Secretário de Guerra dos EUA, Pete Hegseth, causa polêmica com discurso transfóbico e críticas à diversidade
Hegseth causa polêmica com discurso transfóbico e críticas à diversidade

Secretário de Guerra dos EUA provoca indignação com declarações transfóbicas e ataques a políticas de inclusão

O secretário do Departamento de Guerra dos Estados Unidos, Pete Hegseth, voltou a gerar intensa polêmica nesta semana ao realizar comentários amplamente considerados preconceituosos durante um discurso oficial. A situação ocorreu durante visita a uma fábrica em Rhode Island nesta segunda-feira (9), onde o chefe do Pentágono foi conferir a produção de estruturas e equipamentos para submarinos nucleares americanos, denominados por ele como "arsenal da paz".

Declaração transfóbica em fábrica gera reações imediatas

Em meio ao discurso na fábrica, Hegseth proferiu a frase "Chega de homens de vestido", uma afirmação claramente transfóbica que rapidamente se espalhou pelas redes sociais. A fala foi ainda mais destacada ao ser publicada, em tom de exaltação, por um dos perfis oficiais do governo Trump, que na legenda escreveu: "A multidão foi à loucura". Este episódio representa mais um capítulo na série de controvérsias envolvendo o secretário, conhecido por suas posições conservadoras radicais.

Discurso militar ataca diversidade e defende mudanças radicais

Pouco tempo depois, durante um encontro com aproximadamente 800 líderes de alta patente de todas as tropas americanas na Base do Corpo de Fuzileiros Navais de Quantico, na Virgínia, Hegseth intensificou suas críticas. O secretário de Defesa atacou duramente o que chamou de "generais gordos" e afirmou que as iniciativas de diversidade nas Forças Armadas levaram a "décadas de decadência". Em tom confrontacional, declarou que quem não apoiasse sua agenda deveria renunciar às patentes.

"Líderes políticos tolos e imprudentes definiram o rumo errado e nos perdemos. Nos tornamos o Departamento Woke, mas não mais", bradou Hegseth ao iniciar o evento, utilizando um termo frequentemente empregado por republicanos e apoiadores de Trump para criticar políticas consideradas de esquerda.

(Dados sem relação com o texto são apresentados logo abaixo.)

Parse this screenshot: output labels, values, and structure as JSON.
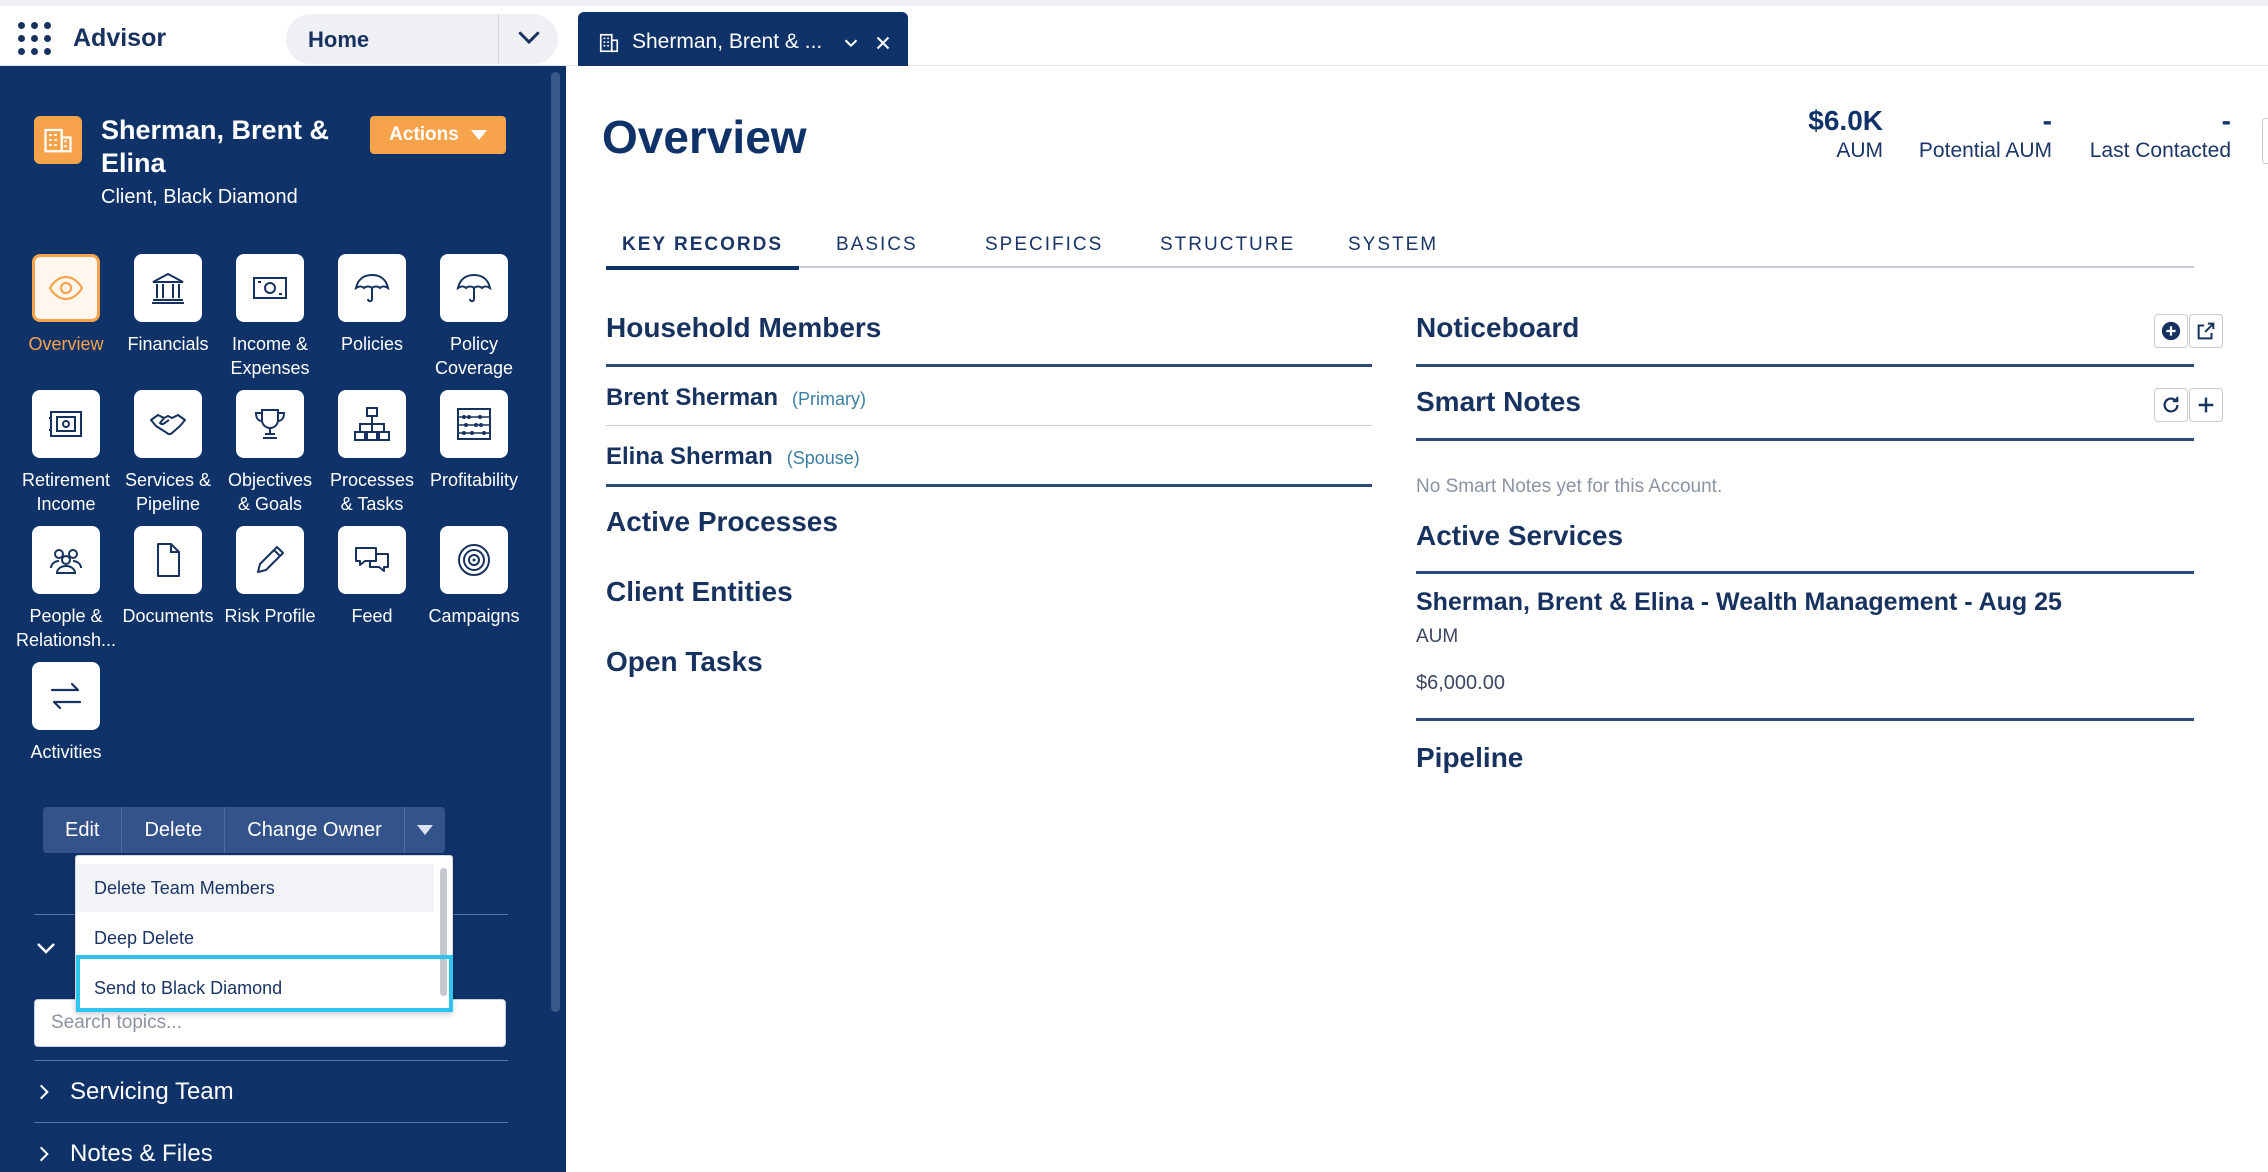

Mudanças prometidas no Pentágono e demissões de oficiais

Durante seu extenso discurso, Hegseth prometeu transformações radicais na forma como o Pentágono trata denúncias de discriminação e investiga acusações de irregularidades, afirmando que o sistema atual mantém altos escalões "pisando em ovos". Ele justificou as demissões que realizou de oficiais de alto escalão, incluindo o ex-chefe das Forças Armadas Charles Q. Brown, que é negro, e Linda Fagan, primeira mulher a liderar uma das seis forças armadas dos Estados Unidos, alegando que faziam parte de uma cultura falida.

"Se as palavras que estou falando hoje estão deixando seus corações apertados, então vocês deveriam fazer a coisa certa e renunciar. Sei que a grande maioria de vocês sente o oposto. Essas palavras enchem seus corações", declarou o secretário aos militares presentes.

Apoio de Trump e padrões físicos nas Forças Armadas

O presidente dos Estados Unidos, Donald Trump, que também compareceu ao evento, ratificou publicamente as declarações de Hegseth. "Se você não gosta do que estou dizendo, pode sair da sala. É claro, lá se vai sua patente, lá se vai seu futuro. Mérito; tudo se baseia no mérito. Não vamos deixar ninguém tomar o seu lugar por motivos políticos, porque essa pessoa é politicamente correta e você não", afirmou o mandatário americano.

Além das questões de diversidade e pensamento político, Hegseth abordou a aparência das tropas, defendendo a volta de padrões mais rígidos. Anunciou que os testes de aptidão física serão definidos apenas para padrões masculinos e criticou veementemente a presença de "generais e almirantes gordos nos corredores do Pentágono", declarando que "a era da aparência pouco profissional acabou" e que "chega de barbas". A plateia, composta por altos líderes militares, permaneceu em silêncio durante essas declarações.

Transformações no Departamento de Defesa sob governo Trump

O Pentágono tem passado por oito meses de mudanças drásticas desde que Trump assumiu o cargo, incluindo diversas demissões e até a proibição de livros em bibliotecas acadêmicas. No início deste mês, Trump assinou uma ordem executiva para renomear o Departamento de Defesa para "Departamento de Guerra", título que manteve até depois da Segunda Guerra Mundial, quando autoridades buscaram enfatizar o papel do Pentágono na prevenção de conflitos. Esta alteração simbólica reflete a postura mais agressiva e menos conciliatória que caracteriza a atual administração.